You make me think of Mark and Emmy. I miss them so much! Just the thought of Emmy singing in church brings tears to my eyes. Somewhere we’ve got an article Eric wrote celebrating her 25th birthday. We’ll try to find it and sent it along. Oh, and by the way, the first are still last, last still first – it’s a Kingdom of God thing!
She makes me smile, always has. Odd that I hadn’t thought about Mark and Emmy for years. He’d been an associate pastor under Eric eons ago. A gentle man, a kind soul. I didn’t remember the article but I did remember when Eric interviewed Mark. He’d called me soon after and was profoundly moved by his story. And so were we, some months later, when we finally met them both.
“I’ve got the article,” Eric wrote. “Will send a.s.a.p.,” and he did.
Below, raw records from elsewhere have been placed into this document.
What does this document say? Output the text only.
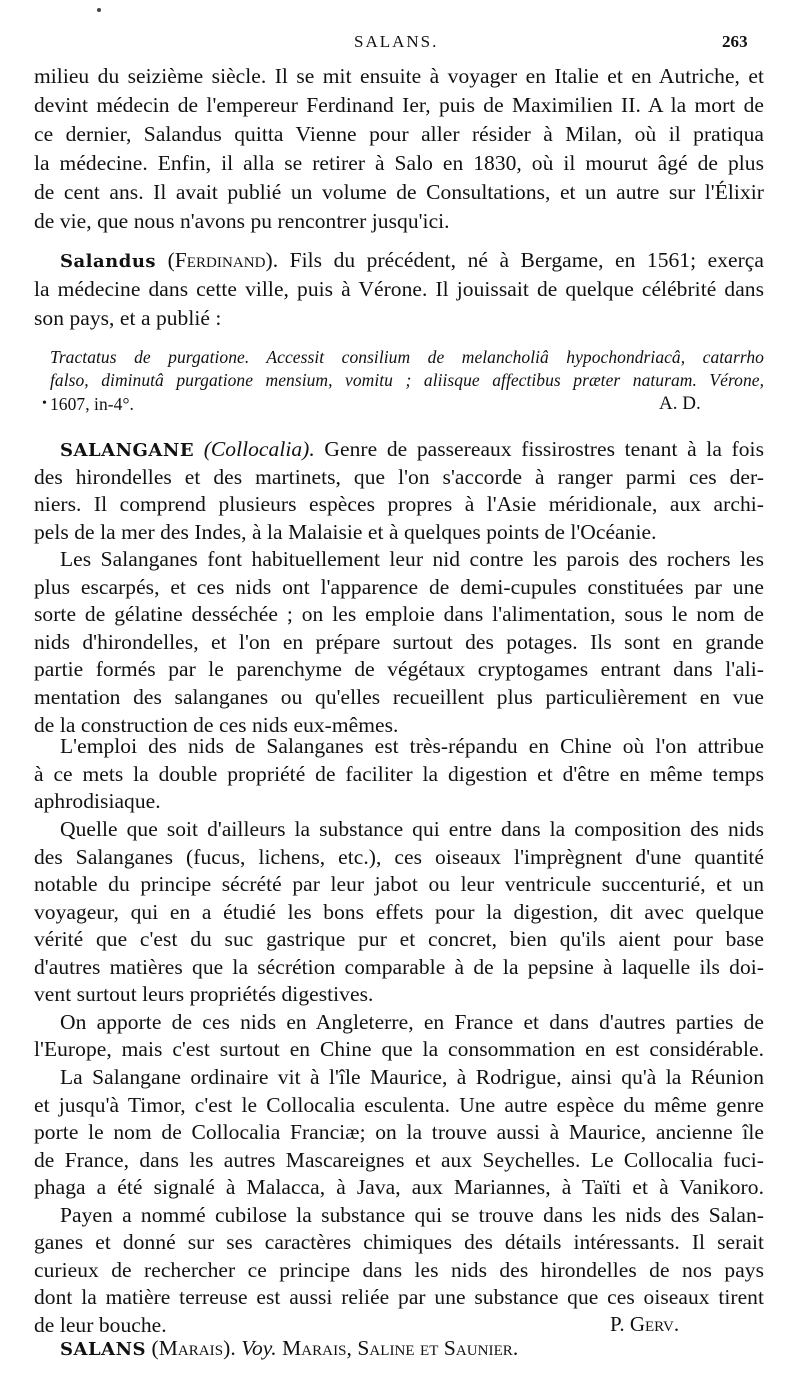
SALANS.	263
milieu du seizième siècle. Il se mit ensuite à voyager en Italie et en Autriche, et
devint médecin de l'empereur Ferdinand Ier, puis de Maximilien II. A la mort de
ce dernier, Salandus quitta Vienne pour aller résider à Milan, où il pratiqua
la médecine. Enfin, il alla se retirer à Salo en 1830, où il mourut âgé de plus
de cent ans. Il avait publié un volume de Consultations, et un autre sur l'Élixir
de vie, que nous n'avons pu rencontrer jusqu'ici.
Salandus (Ferdinand). Fils du précédent, né à Bergame, en 1561; exerça
la médecine dans cette ville, puis à Vérone. Il jouissait de quelque célébrité dans
son pays, et a publié :
Tractatus de purgatione. Accessit consilium de melancholiâ hypochondriacâ, catarrho
falso, diminutâ purgatione mensium, vomitu ; aliisque affectibus præter naturam. Vérone,
1607, in-4°.
•	A. D.
SALANGANE (Collocalia). Genre de passereaux fissirostres tenant à la fois
des hirondelles et des martinets, que l'on s'accorde à ranger parmi ces der-
niers. Il comprend plusieurs espèces propres à l'Asie méridionale, aux archi-
pels de la mer des Indes, à la Malaisie et à quelques points de l'Océanie.
Les Salanganes font habituellement leur nid contre les parois des rochers les
plus escarpés, et ces nids ont l'apparence de demi-cupules constituées par une
sorte de gélatine desséchée ; on les emploie dans l'alimentation, sous le nom de
nids d'hirondelles, et l'on en prépare surtout des potages. Ils sont en grande
partie formés par le parenchyme de végétaux cryptogames entrant dans l'ali-
mentation des salanganes ou qu'elles recueillent plus particulièrement en vue
de la construction de ces nids eux-mêmes.
L'emploi des nids de Salanganes est très-répandu en Chine où l'on attribue
à ce mets la double propriété de faciliter la digestion et d'être en même temps
aphrodisiaque.
Quelle que soit d'ailleurs la substance qui entre dans la composition des nids
des Salanganes (fucus, lichens, etc.), ces oiseaux l'imprègnent d'une quantité
notable du principe sécrété par leur jabot ou leur ventricule succenturié, et un
voyageur, qui en a étudié les bons effets pour la digestion, dit avec quelque
vérité que c'est du suc gastrique pur et concret, bien qu'ils aient pour base
d'autres matières que la sécrétion comparable à de la pepsine à laquelle ils doi-
vent surtout leurs propriétés digestives.
On apporte de ces nids en Angleterre, en France et dans d'autres parties de
l'Europe, mais c'est surtout en Chine que la consommation en est considérable.
La Salangane ordinaire vit à l'île Maurice, à Rodrigue, ainsi qu'à la Réunion
et jusqu'à Timor, c'est le Collocalia esculenta. Une autre espèce du même genre
porte le nom de Collocalia Franciæ; on la trouve aussi à Maurice, ancienne île
de France, dans les autres Mascareignes et aux Seychelles. Le Collocalia fuci-
phaga a été signalé à Malacca, à Java, aux Mariannes, à Taïti et à Vanikoro.
Payen a nommé cubilose la substance qui se trouve dans les nids des Salan-
ganes et donné sur ses caractères chimiques des détails intéressants. Il serait
curieux de rechercher ce principe dans les nids des hirondelles de nos pays
dont la matière terreuse est aussi reliée par une substance que ces oiseaux tirent
de leur bouche.	P. Gerv.
SALANS (Marais). Voy. Marais, Saline et Saunier.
CELEBRATING EMMY’S 25th BIRTHDAY
Church Newsletter May 1997
We met at Ruby Tuesdays. “It’s Emmy’s favorite restaurant!” Mark smiled.
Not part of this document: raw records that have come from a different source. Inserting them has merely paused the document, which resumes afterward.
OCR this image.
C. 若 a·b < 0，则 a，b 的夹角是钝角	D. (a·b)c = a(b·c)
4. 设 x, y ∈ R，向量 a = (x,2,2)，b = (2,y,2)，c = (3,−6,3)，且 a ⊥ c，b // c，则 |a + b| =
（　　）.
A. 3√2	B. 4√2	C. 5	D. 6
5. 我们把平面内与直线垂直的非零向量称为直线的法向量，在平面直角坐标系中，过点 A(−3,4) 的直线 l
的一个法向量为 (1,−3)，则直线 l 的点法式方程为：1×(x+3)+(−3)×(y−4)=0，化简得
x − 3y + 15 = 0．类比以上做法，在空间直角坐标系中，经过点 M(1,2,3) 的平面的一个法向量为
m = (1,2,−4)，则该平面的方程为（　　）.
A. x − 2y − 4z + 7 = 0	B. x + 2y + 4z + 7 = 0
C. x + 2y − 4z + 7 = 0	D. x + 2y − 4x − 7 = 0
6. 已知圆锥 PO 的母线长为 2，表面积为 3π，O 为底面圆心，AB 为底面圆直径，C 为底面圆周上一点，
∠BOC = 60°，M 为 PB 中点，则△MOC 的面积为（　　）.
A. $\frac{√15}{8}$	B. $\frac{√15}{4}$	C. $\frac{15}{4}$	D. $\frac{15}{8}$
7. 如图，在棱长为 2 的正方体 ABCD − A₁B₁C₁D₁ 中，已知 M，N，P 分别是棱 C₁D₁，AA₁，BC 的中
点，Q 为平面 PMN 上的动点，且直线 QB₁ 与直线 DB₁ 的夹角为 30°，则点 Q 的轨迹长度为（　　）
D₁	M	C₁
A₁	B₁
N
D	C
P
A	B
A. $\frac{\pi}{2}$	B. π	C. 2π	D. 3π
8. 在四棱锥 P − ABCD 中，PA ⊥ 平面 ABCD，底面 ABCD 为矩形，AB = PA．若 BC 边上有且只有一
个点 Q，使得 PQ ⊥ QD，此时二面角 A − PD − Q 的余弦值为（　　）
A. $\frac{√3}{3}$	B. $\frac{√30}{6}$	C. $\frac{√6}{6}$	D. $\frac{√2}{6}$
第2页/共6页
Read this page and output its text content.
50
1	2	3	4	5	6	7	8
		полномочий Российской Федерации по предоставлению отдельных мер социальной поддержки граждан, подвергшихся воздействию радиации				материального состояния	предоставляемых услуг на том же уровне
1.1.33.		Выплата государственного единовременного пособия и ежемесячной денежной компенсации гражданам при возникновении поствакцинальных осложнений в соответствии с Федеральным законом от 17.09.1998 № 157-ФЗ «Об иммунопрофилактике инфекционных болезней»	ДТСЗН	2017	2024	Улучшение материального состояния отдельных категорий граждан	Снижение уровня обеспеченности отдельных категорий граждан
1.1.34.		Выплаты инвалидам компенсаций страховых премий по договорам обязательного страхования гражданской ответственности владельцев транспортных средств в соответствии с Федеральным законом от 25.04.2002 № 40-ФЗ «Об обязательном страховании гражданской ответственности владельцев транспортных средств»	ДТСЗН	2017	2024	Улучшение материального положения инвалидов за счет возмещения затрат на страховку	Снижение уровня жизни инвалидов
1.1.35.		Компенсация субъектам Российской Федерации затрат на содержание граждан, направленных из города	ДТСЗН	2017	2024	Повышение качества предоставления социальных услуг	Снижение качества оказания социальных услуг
I’ve wanted to write Mark’s story ever since I heard it nearly three years ago. For whatever reason, we never got around to it. But now, on the eve of Emmy’s 25th birthday, we both knew it was time.
“Judy and I were married thirty-one years ago this August on Cape Cod,” Mark started. Emmy was sitting right next to him in her wheelchair. “A Justice of the Peace did it. Back then, we had no place for God in our lives. Judy was a school nurse and I was an accountant like my father. We didn’t have any big dreams. Just be happy, make money, and enjoy life. That’s about it.”
At the mention of Judy, Emmy smiled, saying, “Mama!” Mark told her Mama was working a shift at the hospital and gave her a sip of her Coke.
“Emmy came along six years later. We were told we couldn’t have children. So Emmy was a surprise. A good surprise! I can’t tell you how excited we were. Judy had a relatively easy pregnancy. We were expecting a healthy child.”
“So you had no idea there were complications?” I asked.
“No, not until she was born.”
“What was that like?” I inquired.
“We immediately knew something was wrong. The doctors whisked her away. A little while later, they told us she had a life-threatening defect in her heart which was affecting her lungs and breathing. On top of that, she had CP (cerebral palsy), she was blind and deaf. They didn’t think she’d make it.”
A big plate of French fries landed in front of Emmy who immediately squealed with delight.
“I’d never really prayed before,” Mark said as he fed Emmy her fries. “But I did then and I was very specific. I asked God to let her see. I knew I could handle everything else but not that. I needed her to see us, to see Judy and me.”
His voice faded as tears filled his eyes.
“We were three weeks in the hospital. They surgically corrected her heart issue and, around two months later, we realized Emmy could hear.”
“Hear and sing!” I interrupted. Will anybody ever forget Emmy’s face in church when she sings in worship? It’s a like a light from heaven beaming down on her.
“But she couldn’t see,” Mark said emphatically. “I needed her to see. So, one night, when she was six months old, I couldn’t sleep. I went and scooped her out of her crib, held her in my arms, and begged God to let her see. The next night, I did same thing.”
Then Mark nodded his head.
“She opened her eyes and I saw her looking at me. I moved to the left and her eyes moved with me. Then to the right, and she did it again.”
“And you knew…” I said.
“Yeah, I knew. God answered my prayers. One thing led to another, and soon enough Judy and I were in church giving our lives to Christ. All we could tell the pastor was that the Lord had given her sight and when He gave her sight, He gave us sight too.”
Emmy clapped her hands right on cue and then demanded more fries.
“It’s a simple story,” Mark said, looking straight at me. “Emmy is the best gift God could ever give us because she brought Jesus into our lives. She taught us – and still does -- that kindness is who God is and kindness is who He wants us to become.”
And with that, Mark handed me one of Emmy’s fries.